When building your private LLM, you have greater control over the architecture, training data and training process. This control allows you to experiment with new techniques and approaches unavailable in off-the-shelf models. For example, you can try new training strategies, such as transfer learning or reinforcement learning, to improve the model’s performance. In addition, building your private LLM allows you to develop models tailored to specific use cases, domains and languages. For instance, you can develop models better suited to specific applications, such as chatbots, voice assistants or code generation. This customization can lead to improved performance and accuracy and better user experiences.
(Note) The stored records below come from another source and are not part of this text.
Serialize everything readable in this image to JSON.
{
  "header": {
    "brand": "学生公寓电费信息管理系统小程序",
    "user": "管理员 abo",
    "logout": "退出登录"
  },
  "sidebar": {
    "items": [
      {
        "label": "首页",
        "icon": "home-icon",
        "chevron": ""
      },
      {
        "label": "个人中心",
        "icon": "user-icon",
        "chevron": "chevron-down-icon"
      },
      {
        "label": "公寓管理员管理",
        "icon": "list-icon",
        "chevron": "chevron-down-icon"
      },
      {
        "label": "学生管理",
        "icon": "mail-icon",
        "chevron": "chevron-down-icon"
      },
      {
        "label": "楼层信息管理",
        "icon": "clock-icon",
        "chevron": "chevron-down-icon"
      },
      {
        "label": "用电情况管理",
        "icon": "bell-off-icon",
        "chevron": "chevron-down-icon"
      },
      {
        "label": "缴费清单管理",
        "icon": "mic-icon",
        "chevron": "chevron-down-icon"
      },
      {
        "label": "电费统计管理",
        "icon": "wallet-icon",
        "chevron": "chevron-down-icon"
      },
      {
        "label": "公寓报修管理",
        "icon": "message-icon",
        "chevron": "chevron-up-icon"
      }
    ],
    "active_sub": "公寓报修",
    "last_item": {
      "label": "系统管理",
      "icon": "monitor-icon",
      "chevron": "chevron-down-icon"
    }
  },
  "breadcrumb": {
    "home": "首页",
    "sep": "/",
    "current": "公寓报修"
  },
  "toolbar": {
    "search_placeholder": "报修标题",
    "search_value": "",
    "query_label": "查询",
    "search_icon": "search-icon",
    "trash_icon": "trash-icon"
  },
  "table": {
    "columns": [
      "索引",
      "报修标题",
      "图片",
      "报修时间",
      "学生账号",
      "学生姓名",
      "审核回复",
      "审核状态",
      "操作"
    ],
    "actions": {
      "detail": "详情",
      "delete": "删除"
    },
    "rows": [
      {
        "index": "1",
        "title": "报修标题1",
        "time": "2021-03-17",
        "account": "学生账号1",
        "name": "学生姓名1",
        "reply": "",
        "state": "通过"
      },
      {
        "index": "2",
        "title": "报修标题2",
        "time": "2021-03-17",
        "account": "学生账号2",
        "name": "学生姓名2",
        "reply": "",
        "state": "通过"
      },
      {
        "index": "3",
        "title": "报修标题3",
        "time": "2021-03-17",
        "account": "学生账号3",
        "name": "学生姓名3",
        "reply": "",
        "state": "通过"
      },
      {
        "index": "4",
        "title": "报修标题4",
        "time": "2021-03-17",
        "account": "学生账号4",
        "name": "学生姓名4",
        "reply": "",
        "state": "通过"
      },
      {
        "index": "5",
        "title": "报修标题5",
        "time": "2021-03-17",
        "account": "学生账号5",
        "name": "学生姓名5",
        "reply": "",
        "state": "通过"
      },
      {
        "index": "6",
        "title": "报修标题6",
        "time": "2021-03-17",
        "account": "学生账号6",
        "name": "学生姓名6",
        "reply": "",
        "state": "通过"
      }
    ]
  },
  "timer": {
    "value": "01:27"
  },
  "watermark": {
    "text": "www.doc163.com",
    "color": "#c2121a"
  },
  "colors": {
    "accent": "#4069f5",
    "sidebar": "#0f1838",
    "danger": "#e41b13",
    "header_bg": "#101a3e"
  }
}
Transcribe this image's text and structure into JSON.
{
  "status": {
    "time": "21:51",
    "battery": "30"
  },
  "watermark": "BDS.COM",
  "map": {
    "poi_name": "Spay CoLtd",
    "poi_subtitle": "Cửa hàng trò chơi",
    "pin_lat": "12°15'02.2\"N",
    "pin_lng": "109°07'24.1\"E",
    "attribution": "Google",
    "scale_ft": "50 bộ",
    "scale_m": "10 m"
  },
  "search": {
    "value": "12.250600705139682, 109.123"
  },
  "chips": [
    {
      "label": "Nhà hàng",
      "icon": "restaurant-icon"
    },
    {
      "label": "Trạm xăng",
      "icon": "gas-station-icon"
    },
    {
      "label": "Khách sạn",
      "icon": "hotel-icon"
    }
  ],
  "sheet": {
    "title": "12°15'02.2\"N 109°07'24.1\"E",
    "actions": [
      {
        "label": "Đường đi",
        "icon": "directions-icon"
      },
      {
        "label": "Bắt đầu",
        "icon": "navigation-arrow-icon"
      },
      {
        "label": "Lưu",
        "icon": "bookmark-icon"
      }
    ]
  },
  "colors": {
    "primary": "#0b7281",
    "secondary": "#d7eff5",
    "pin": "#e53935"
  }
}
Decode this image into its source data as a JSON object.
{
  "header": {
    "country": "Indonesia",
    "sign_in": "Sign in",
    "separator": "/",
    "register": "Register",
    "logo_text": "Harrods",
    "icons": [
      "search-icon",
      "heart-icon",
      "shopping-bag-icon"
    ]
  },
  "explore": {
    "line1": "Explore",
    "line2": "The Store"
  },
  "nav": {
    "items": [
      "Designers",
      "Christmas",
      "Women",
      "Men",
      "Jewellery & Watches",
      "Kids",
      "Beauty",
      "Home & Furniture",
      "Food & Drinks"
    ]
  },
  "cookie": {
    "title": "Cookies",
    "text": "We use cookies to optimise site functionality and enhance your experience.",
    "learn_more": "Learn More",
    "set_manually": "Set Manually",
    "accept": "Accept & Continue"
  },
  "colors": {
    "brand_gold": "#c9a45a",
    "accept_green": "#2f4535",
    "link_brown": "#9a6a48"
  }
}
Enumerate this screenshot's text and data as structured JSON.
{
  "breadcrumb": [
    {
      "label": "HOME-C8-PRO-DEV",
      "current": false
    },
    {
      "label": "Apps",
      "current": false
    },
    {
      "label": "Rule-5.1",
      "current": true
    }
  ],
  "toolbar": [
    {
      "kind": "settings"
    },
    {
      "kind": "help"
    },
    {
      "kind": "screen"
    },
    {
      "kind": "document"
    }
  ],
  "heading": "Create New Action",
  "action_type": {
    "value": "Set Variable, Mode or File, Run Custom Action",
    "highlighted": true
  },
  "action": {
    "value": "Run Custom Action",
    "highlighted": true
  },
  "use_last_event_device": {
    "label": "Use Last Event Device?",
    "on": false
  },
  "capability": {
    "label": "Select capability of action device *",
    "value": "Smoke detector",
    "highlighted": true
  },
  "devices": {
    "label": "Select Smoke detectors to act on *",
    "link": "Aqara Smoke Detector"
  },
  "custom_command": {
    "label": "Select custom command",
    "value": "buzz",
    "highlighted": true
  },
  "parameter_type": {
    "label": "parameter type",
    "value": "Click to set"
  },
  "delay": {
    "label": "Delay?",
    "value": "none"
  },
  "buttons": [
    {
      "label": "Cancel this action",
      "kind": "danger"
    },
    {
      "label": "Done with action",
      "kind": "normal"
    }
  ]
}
Building your private LLM can also help you stay updated with the latest developments in AI research and development. As new techniques and approaches are developed, you can incorporate them into your models, allowing you to stay ahead of the curve and push the boundaries of AI development. Finally, building your private LLM can help you contribute to the broader AI community by sharing your models, data and techniques with others. By open-sourcing your models, you can encourage collaboration and innovation in AI development.

Open-source models

Building your own large language model can enable you to build and share open-source models with the broader developer community.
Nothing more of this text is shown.